Role of Mirtazapine in Ameliorating Sleep Disordered Breathing

Phase 2

Completed

• Conditions: Spinal Cord Injuries; Sleep Disordered Breathing
• Interventions: Drug: Placebo; Drug: Mirtazapine

• Registration Number: NCT04799782
• Lead Sponsor: Wayne State University

Brief Summary

The purpose of this study is to look at the effect of using Mirtazapine to target a specific pathway in the body, that relies on a natural chemical the body produces called 'serotonin', in patients with spinal cord injury (SCI) and non-injured persons during sleep. During this part of the study participants will be asked to take Mirtazapine (15mg per day) and a placebo in a random fashion, each for a one week period (drug period) of time followed by one week without drugs (washout period). The drugs will not be taken all at the same time, but each will be taken separately for one weeks followed by a night study to look at the effect the Mirtazapine/placebo pill has on the way the body responds during sleep.

Detailed Description

Randomized placebo controlled cross-over study. Each subject will be studied on two separate occasions: (1) Mirtazapine vs. placebo for one week; the participants will be blinded to whether they are taking Mirtazapine or placebo. After the one week treatment a sleep study will be repeated. Mirtazapine will be given at 15 mg dose before bed-time. (2) Cross over medication for one week will be followed by a second sleep study.

Study Timeline

• Study Start: 2017-01
• Primary Completion: 2019-05-18
• Study Completion: 2019-05-18
• Study First Submitted: 2021-03-11
• Study First Submitted QC: 2021-03-11
• Study First Posted: 2021-03-16
• Results First Submitted: 2021-03-18
• Results First Submitted QC: 2021-04-14
• Results First Posted: 2021-04-20
• Status Verified: 2021-05
• Last Update Submitted: 2021-05-21
• Last Update Posted: 2021-06-15

Recruitment & Eligibility

• Status: COMPLETED
• Sex: All
• Target Recruitment: 18

Inclusion Criteria

• Adults with SCI (>6months after spinal cord injury) at the T6 level/above
• Non-injured adults

Exclusion Criteria

• Pregnant and lactating females
• Heart failure, vascular disease, or stroke
• Advanced chronic obstructive pulmonary disease (COPD), liver disease, and chronic kidney disease
• BMI >38 kg/m2
• Mechanical ventilation dependence

Study & Design

• Study Type: INTERVENTIONAL
• Study Design: CROSSOVER

Arm && Interventions

Group	Intervention	Description
Placebo	Placebo	The drug will be taken for a one week peroid.
Mirtazapine	Mirtazapine	The drug will be taken for a one week peroid.

Primary Outcome Measures

Name	Time	Method
CO2 Reserve (Delta-PETCO2-AT)	One Week	Randomized placebo-controlled cross-over study. Each subject was studied on two separate occasions: (1) Mirtazapine vs. placebo for one week; After the one-week treatment a physiological sleep study was performed to determine the CO2 reserve (Delta-PETCO2-AT) and hypocapnic apneic threshold. (2) Cross over medication for one week was followed by a second physiological sleep study to determine the CO2 reserve (Delta-PETCO2-AT) and hypocapnic apneic threshold.
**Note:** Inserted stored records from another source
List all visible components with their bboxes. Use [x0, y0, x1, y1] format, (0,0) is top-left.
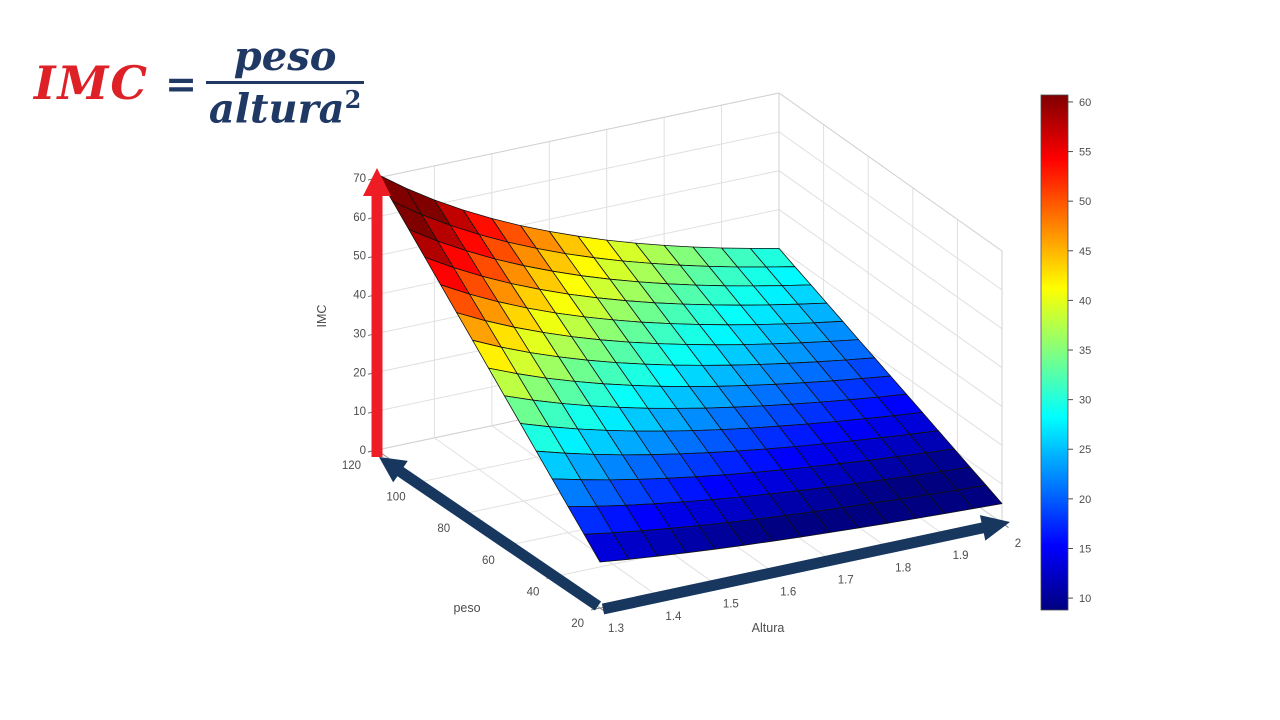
y-tick-label: 60: [482, 555, 495, 567]
x-tick-label: 1.8: [895, 562, 911, 574]
y-axis-title: peso: [453, 601, 480, 615]
z-tick-label: 70: [353, 173, 366, 185]
surface-face: [583, 532, 630, 563]
formula-fraction: peso altura2: [205, 33, 365, 132]
z-tick-label: 30: [353, 328, 366, 340]
y-tick-label: 100: [386, 492, 405, 504]
colorbar-tick-label: 60: [1079, 97, 1091, 109]
formula-numerator: peso: [233, 33, 337, 80]
y-tick-label: 120: [342, 460, 361, 472]
x-axis-ticks: 1.3 1.4 1.5 1.6 1.7 1.8 1.9 2: [608, 538, 1021, 635]
x-tick-label: 1.4: [665, 611, 682, 623]
z-tick-label: 0: [360, 445, 366, 457]
z-tick-label: 20: [353, 367, 366, 379]
z-tick-label: 60: [353, 212, 366, 224]
x-tick-label: 1.7: [838, 574, 854, 586]
colorbar-tick-label: 20: [1079, 494, 1091, 506]
colorbar-tick-label: 35: [1079, 345, 1091, 357]
z-tick-label: 50: [353, 251, 366, 263]
colorbar-gradient: [1040, 94, 1069, 611]
colorbar-tick-label: 45: [1079, 246, 1091, 258]
y-tick-label: 20: [571, 618, 584, 630]
x-axis-title: Altura: [752, 621, 785, 635]
y-tick-label: 40: [527, 586, 540, 598]
x-tick-label: 1.9: [953, 550, 969, 562]
y-axis-ticks: 20 40 60 80 100 120: [342, 460, 584, 630]
formula-fraction-bar: [205, 81, 365, 84]
z-tick-label: 40: [353, 290, 366, 302]
colorbar-tick-label: 50: [1079, 196, 1091, 208]
formula-exponent: 2: [344, 85, 362, 114]
altura-axis-arrow: [601, 515, 1010, 615]
surface-mesh: [376, 173, 1003, 563]
formula-imc: IMC = peso altura2: [34, 33, 365, 132]
colorbar-tick-label: 25: [1079, 444, 1091, 456]
z-axis-title: IMC: [315, 305, 329, 328]
imc-axis-arrow: [363, 168, 391, 457]
x-tick-label: 1.3: [608, 623, 624, 635]
colorbar: 60 55 50 45 40 35 30 25 20 15 10: [1040, 94, 1091, 611]
peso-axis-arrow: [379, 457, 602, 611]
formula-denominator: altura2: [209, 86, 361, 132]
formula-lhs: IMC: [34, 56, 150, 111]
x-tick-label: 1.6: [780, 587, 796, 599]
y-tick-label: 80: [437, 523, 450, 535]
formula-denominator-base: altura: [208, 85, 345, 133]
x-tick-label: 2: [1015, 538, 1021, 550]
colorbar-tick-label: 10: [1079, 593, 1091, 605]
axis-arrows: [363, 168, 1010, 615]
colorbar-tick-label: 55: [1079, 147, 1091, 159]
x-tick-label: 1.5: [723, 599, 739, 611]
z-tick-label: 10: [353, 406, 366, 418]
colorbar-tick-label: 15: [1079, 543, 1091, 555]
z-axis-ticks: 0 10 20 30 40 50 60 70: [353, 173, 366, 457]
colorbar-tick-label: 30: [1079, 395, 1091, 407]
colorbar-tick-label: 40: [1079, 295, 1091, 307]
formula-equals: =: [165, 60, 197, 106]
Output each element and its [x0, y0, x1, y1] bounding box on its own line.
Secondary Outcome Measures

Name	Time	Method
AHI (Apnea/Hypopnea Index)	One Week	AHI is an index that measures the severity of sleep apnea and is calculated by dividing the total number of apneas and hypopneas by the number of hours of sleep. Randomized placebo-controlled cross-over study. Each subject was studied on two separate occasions: (1) Mirtazapine vs. placebo for one week; After the one-week treatment a polysomnogram (PSG) study was performed to determine the AHI. (2) Cross over medication for one week was followed by a second PSG to determine the AHI.